CoCoA: Collaborative Chain-of-Agents for Parametric-Retrieved Knowledge Synergy
Yi Jiang, Sendong Zhao, Jianbo Li, Haochun Wang, Lizhe Zhang, Yan Liu, Bing Qin
TL;DR
CoCoA tackles the limited synergy between a model's internal parametric knowledge and external retrieved data in retrieval-augmented generation. It introduces CoCoA-zero, a two-stage multi-agent framework that first induces internal and external knowledge and then performs high-level decision making, followed by long-chain training to distill this collaborative reasoning into a fine-tuned LLM. The approach yields state-of-the-art results on open-domain and multi-hop QA benchmarks, with thorough ablations showing the importance of each component and the benefits of long-chain optimization.
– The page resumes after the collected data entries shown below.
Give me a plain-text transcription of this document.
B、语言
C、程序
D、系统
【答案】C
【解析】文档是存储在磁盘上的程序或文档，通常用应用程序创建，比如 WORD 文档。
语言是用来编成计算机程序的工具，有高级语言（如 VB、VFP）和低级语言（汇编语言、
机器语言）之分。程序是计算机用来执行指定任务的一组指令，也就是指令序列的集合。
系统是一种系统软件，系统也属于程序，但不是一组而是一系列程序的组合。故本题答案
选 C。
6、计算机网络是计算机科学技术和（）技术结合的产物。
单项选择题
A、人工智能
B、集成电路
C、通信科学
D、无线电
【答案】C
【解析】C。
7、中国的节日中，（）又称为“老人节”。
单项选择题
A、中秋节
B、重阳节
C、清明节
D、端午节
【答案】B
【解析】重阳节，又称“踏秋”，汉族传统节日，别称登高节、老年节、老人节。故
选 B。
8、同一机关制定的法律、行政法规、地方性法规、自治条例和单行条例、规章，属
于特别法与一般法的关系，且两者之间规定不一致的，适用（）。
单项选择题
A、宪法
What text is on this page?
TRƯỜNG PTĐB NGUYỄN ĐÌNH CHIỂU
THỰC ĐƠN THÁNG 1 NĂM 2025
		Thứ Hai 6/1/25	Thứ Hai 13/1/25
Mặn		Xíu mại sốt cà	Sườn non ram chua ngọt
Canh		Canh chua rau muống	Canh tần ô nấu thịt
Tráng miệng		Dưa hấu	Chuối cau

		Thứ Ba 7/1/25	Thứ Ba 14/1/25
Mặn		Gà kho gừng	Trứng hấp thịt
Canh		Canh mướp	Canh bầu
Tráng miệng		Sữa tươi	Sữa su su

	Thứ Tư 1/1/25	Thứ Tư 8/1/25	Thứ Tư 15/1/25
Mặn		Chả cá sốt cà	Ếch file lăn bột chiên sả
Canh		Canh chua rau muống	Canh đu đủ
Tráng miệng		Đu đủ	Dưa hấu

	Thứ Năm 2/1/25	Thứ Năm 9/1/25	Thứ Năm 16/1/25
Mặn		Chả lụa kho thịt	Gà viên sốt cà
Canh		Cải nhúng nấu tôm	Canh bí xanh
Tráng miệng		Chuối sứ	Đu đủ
The work demonstrates that explicit, structured collaboration between internal and external knowledge, learned through supervised long-form trajectories and preference optimization, can significantly enhance knowledge-intensive reasoning and generalize beyond QA tasks, albeit with higher inference cost. Its findings have practical implications for building more robust and interpretable RAG systems that leverage both embedded knowledge and retrieved information.
Abstract
Retrieval-Augmented Generation (RAG) enhances Large Language Models (LLMs), especially for knowledge-intensive tasks. Despite its advantages, current RAG methods often struggle to fully exploit knowledge during generation. In particular, the synergy between the model's internal parametric knowledge and external retrieved knowledge remains limited. Retrieved contents may sometimes mislead generation, while certain generated content can guide the model toward more accurate outputs. In this work, we propose Collaborative Chain-of-Agents, a framework designed to enhance explicitly synergy over both parametric and retrieved knowledge. Specifically, we first introduce CoCoA-zero, a multi-agent RAG framework that first performs conditional knowledge induction and then reasons answers. Building on this, we develop CoCoA, a long-chain training strategy that synthesizes extended multi-agent reasoning trajectories from CoCoA-zero to fine-tune the LLM. This strategy enhances the model's capability to explicitly integrate and jointly leverage parametric and retrieved knowledge. Experimental results demonstrate the superiority of CoCoA in open-domain QA and multi-hop QA.